Strona 1 z 1

Witam was wszystkich (Ania WMJ)

: ndz, 30 sie 2009, 0:55
autor: Ania WMJ
Bardzo ale to bardzo się cieszę, że do was dołączyłam. Ja jestem fanką MJ od 1984 roku, w którym to rozpoczął się duży przełom w moim życiu. Byłam wtedy szaloną nastolatką i materiałów o Mickey'u było bardzo niewiele. Płyty winylowe przywoziło się z zachodu ( jak ktoś miał możliwość oczywiście). No i ja ciągle liczyłam na to że puszczą Michaela w "Trójce", w "Videotece" lub w "Jarmarku". To były czasy kiedy z trudem zdobywało się Jego plakaty. Ale był tak mi bliski sercu, że aż paliło, ale to było piękne. Zebrało mi się na wspomnienia. A ile znosiłam prześladowań od rodziny i nie tylko za moje "szaleństwo". Wierzcie mi a byłam naprawdę szalona na Jego punkcie.

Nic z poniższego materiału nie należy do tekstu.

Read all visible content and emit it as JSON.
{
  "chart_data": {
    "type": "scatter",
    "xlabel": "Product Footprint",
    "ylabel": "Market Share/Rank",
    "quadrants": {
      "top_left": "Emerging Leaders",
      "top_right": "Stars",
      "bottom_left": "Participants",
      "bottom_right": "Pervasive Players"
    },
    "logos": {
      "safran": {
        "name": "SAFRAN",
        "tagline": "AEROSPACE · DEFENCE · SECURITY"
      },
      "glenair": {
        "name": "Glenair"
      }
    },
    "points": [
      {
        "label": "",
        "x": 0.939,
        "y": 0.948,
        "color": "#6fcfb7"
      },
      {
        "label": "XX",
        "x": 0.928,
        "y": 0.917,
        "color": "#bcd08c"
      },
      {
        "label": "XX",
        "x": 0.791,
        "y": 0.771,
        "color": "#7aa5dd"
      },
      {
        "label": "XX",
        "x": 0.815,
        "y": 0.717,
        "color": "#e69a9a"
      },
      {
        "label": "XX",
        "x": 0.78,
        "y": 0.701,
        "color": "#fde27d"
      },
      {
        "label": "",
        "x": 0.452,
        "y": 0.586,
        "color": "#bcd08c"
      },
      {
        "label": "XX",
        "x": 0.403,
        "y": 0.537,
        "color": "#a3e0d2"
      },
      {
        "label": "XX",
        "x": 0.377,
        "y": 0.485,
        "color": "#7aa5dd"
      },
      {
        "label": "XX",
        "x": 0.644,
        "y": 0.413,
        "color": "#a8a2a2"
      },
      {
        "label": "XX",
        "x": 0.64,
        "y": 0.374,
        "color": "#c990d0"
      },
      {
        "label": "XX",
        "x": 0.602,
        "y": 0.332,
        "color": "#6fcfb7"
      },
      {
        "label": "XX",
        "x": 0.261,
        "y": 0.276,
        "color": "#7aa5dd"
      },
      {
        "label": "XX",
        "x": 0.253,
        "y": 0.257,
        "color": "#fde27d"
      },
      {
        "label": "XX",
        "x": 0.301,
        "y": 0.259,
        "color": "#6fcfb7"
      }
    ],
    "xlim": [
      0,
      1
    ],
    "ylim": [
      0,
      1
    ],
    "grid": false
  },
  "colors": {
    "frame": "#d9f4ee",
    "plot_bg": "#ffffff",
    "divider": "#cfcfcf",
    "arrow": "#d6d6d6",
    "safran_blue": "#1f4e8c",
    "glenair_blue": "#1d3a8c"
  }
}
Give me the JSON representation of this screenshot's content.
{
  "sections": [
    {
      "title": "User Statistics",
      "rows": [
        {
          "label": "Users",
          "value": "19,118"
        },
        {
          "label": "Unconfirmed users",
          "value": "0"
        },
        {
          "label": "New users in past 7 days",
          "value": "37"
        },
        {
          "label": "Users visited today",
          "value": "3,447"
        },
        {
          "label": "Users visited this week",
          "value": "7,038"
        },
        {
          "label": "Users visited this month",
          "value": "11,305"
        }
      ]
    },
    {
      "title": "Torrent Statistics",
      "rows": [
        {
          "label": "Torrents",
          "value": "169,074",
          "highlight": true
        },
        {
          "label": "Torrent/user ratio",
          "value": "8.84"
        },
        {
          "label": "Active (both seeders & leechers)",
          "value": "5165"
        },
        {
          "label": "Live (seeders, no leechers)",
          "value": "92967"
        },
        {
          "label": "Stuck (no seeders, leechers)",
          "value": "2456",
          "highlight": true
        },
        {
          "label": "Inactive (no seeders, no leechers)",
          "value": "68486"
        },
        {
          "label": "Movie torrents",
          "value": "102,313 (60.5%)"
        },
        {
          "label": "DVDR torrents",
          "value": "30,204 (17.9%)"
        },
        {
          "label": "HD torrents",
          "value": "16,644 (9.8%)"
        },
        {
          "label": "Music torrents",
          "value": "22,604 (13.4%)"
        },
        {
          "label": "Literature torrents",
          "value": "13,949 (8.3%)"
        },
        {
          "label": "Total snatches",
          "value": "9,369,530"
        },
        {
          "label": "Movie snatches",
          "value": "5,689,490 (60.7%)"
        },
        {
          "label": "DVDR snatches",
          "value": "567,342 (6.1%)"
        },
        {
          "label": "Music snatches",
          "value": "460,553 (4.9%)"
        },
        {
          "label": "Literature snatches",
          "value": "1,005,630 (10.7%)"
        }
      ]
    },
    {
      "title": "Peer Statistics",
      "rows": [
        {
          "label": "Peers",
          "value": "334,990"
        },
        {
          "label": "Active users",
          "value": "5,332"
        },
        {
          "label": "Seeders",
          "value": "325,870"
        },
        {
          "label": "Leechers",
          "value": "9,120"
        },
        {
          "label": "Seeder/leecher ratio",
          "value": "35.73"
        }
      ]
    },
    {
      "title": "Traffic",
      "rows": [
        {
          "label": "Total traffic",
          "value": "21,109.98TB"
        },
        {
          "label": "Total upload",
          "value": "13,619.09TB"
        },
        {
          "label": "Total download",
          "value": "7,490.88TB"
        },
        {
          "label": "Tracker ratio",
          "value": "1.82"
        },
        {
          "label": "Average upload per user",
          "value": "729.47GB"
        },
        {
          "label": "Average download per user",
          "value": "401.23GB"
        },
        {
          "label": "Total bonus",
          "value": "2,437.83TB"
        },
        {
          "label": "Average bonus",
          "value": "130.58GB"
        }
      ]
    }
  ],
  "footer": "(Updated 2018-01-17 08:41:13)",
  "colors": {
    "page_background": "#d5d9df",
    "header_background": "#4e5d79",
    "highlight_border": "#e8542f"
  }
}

Nie było fan clubów i ogólnie nie było z kim pogadać. Bardzo się cieszę że moge z wami być, no i z powodu urodzin MJ składam wam najgorętsze życzenia i pozdrowienia. Niedługo powrócę do moich wspomnień. Odezwijcie się pa pa
AniaWMJ

: ndz, 30 sie 2009, 2:27
autor: raspberry140
Witamy na forum :)
:mj:

: ndz, 30 sie 2009, 5:15
autor: Truth
Witaj! :)

: ndz, 30 sie 2009, 10:21
autor: wiśnia1994
witaj na forum! ;-)
Wspaniały staż fanowania.. Zazdroszczę! :mj:

: ndz, 30 sie 2009, 10:27
autor: wiśnia1994
witaj na forum! ;-)
Wspaniały staż fanowania.. Zazdroszczę! :mj:

: ndz, 30 sie 2009, 13:57
autor: Ania WMJ
Dzięki za powitanie, jest mi niezmiernie miło. Żałuje teraz jednej rzeczy, której nie zrobiłam, kiedy Mickey był jeszcze z nami, otóż straciłam bardzo głupio okazję zobaczenia go na Bemowie, choć mój wówczas chłopak chciał mi kupić bilety na koncert, a mi się jakoś nie chciało, no i teraz naprawdę zobaczyłam kogo i ile tak naprawdę straciłam. Sorki, strasznie mi się smutno zrobiło, gdyby można było cofnąć czas.... :beksa: glupija Och, tyle bym zrobiła żeby go odzyskać.

: ndz, 30 sie 2009, 17:40
autor: Jeanny100
Witamy na forum. ;-)

: ndz, 30 sie 2009, 18:56
autor: Susie.
Witamy serdecznie ;-)

Też chciałabym teraz cofnąć czas,
ale żeby zacząć interesować się Michaelem wcześniej...

: ndz, 30 sie 2009, 19:28
autor: Basia1992
Witam Cię serdecznie ;-)

: ndz, 30 sie 2009, 20:49
autor: Ania WMJ
Bardzo chciałabym poznać kogoś kto Go widział, móc pogadać o Nim, jaki był Michael, jakie wywarł na tej osobie wrażenie. Może znacie kogoś takiego? Paul Mc Cartney po współpracy z Michaelem kiedyś powiedział, że to ogromnie utalentowany chłopiec o bardzo wrażliwej (delikatnej) duszy.

: pn, 31 sie 2009, 10:04
autor: asiek
witaj :)

mój staż jest też dość długi - zaraz po wydaniu BAD. Pamiętam to wszystko o czym piszesz - polowanie w Trójce (Niedźwiedzki i Skolarska), czatowanie na plakaty, plakietki. Należałam do fanclubu - tak był jeden - w Gdańsku (czy Gdyni?). Raz nawet jechałam przez całą Polskę (z mamą, bo małolata byłam) na zlot fanów w Gdyni.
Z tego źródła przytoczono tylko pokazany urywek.